Back in Beijing last Tuesday, before Sullivan began speaking, the China-U.S. Counternarcotics Working Group had started long delayed talks on cutting the flow of ingredients to the drug fentanyl from China. Last Wednesday, State Department Spokesman Matthew Miller told reporters the U.S. delegation “emphasized the importance of multilateral and international cooperation on chemical precursor scheduling, information sharing, and other measures.”

Miller also pointed out, “The PRC has already started to take steps to dramatically curtail the supply of fentanyl precursors, including taking regulatory and law enforcement action against dozens of PRC‑based synthetic drug and chemical precursor suppliers.”

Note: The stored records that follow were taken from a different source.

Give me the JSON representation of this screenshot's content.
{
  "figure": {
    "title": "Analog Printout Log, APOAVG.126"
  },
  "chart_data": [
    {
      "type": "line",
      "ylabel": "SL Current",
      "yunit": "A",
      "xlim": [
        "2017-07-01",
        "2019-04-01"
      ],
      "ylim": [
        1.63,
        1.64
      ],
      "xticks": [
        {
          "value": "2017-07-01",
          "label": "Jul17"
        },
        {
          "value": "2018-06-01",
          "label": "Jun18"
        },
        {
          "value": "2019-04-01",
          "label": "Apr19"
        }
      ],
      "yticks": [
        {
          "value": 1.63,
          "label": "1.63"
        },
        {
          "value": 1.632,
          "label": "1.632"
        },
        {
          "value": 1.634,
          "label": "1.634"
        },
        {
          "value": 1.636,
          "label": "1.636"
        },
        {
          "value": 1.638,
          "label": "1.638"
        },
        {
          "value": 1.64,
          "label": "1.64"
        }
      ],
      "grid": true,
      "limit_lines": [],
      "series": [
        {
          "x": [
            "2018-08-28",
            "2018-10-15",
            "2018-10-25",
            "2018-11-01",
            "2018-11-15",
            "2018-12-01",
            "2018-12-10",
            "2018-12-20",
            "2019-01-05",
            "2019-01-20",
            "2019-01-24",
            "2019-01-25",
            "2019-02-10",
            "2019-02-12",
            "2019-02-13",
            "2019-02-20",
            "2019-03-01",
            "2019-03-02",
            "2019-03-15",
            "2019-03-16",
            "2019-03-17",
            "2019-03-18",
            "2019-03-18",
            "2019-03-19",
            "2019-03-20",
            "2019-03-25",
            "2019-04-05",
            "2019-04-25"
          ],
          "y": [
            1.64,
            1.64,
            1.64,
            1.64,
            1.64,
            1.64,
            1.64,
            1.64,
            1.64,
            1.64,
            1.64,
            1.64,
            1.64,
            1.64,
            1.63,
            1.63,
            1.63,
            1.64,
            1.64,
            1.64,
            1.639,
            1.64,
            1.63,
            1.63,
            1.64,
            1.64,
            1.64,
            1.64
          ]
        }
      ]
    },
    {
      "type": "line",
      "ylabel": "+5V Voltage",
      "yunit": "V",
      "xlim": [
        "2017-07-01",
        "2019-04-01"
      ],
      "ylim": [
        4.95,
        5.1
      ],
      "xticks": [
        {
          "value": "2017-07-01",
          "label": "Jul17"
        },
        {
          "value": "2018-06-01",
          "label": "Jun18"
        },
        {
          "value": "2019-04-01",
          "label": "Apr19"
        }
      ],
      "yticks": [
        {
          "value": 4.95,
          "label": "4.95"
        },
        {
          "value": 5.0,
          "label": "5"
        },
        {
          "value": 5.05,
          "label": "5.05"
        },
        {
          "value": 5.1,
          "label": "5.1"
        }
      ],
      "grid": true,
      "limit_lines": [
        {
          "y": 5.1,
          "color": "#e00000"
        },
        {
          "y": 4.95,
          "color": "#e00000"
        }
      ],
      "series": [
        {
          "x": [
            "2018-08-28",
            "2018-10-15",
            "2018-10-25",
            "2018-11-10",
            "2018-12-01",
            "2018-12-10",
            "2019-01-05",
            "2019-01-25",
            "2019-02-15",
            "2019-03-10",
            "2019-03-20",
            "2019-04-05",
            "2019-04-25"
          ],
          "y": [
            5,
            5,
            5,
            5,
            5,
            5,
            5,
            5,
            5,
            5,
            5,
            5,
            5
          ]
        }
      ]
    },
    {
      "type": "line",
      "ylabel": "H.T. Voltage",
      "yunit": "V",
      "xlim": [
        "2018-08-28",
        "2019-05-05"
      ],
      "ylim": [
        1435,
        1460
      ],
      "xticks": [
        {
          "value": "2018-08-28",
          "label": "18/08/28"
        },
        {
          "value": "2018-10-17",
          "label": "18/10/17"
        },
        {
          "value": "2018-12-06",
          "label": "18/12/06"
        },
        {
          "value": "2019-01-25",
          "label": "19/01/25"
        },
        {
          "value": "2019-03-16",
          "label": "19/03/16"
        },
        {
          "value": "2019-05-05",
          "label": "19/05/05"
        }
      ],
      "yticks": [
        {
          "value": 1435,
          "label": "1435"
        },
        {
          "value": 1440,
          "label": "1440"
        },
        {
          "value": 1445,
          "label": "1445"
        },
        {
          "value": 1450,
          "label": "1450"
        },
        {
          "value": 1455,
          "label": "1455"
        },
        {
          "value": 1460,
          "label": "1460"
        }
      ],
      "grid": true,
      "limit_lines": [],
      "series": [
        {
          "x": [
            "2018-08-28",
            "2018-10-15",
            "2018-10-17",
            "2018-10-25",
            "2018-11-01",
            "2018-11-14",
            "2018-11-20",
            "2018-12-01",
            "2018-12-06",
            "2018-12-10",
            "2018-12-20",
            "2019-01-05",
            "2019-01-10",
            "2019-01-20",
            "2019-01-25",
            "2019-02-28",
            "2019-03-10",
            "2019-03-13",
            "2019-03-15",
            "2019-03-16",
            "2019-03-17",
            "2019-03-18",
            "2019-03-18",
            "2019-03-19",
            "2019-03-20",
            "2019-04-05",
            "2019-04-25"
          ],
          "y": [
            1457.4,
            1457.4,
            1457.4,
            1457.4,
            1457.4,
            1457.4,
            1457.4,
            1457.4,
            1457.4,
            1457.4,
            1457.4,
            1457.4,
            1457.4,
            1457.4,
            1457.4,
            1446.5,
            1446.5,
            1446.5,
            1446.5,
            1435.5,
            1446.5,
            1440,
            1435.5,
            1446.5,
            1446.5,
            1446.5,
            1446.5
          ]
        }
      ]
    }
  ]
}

In his talk last week, Sullivan said competition with China “does not have to lead to…a new Cold War.” For those not around in that period, I use George Kennan’s description of that time as requiring “firm containment designed to confront the Russians with unalterable counterforce at every point where they show signs of encroaching upon the interests of a peaceful and stable world.”

In contrast, Sullivan said, “We cannot treat the rest of the world as proxy battlegrounds the way that I think the U.S. and the Soviet Union too often did during the Cold War,” where Washington’s aim was to prevent governments from turning Communist. He also said, “We realize that efforts, implied or explicit, to shape or change the PRC over several decades did not succeed,” an implied criticism of more recent efforts change China’s form of governance.

Sullivan concluded by saying “none of this will be easy, and there will be times of tension.  That’s inevitable in a competition like this that is simply not going to resolve in a neat and decisive end state.”

China’s Global Times on February 1, referred to Sullivan’s speech as describing the U.S. on “a tightrope walk” when it comes to its relationship with China, “with the key technique lying in maintaining balance.” The newspaper also noted, “This year is the U.S. presidential election year, and negative topics concerning China will be further magnified and intensified.”

Sullivan closed by pointing out what I believe could be an obstacle to maintain that balance beyond the current Beijing government. He said that while this Biden administration approach is “uniquely American and rooted in decades of history, diplomacy, and hard-won experience…It’s also rooted in bipartisanship… because when the United States deals in a strategic competition from a position of strong bipartisan support, of all pulling together in service of the country, we always come out stronger for it.”

If there is one thing the U.S. lacks today it is bipartisanship which, ironically, could make domestic partisanship the reason Washington may fall off the China tightrope.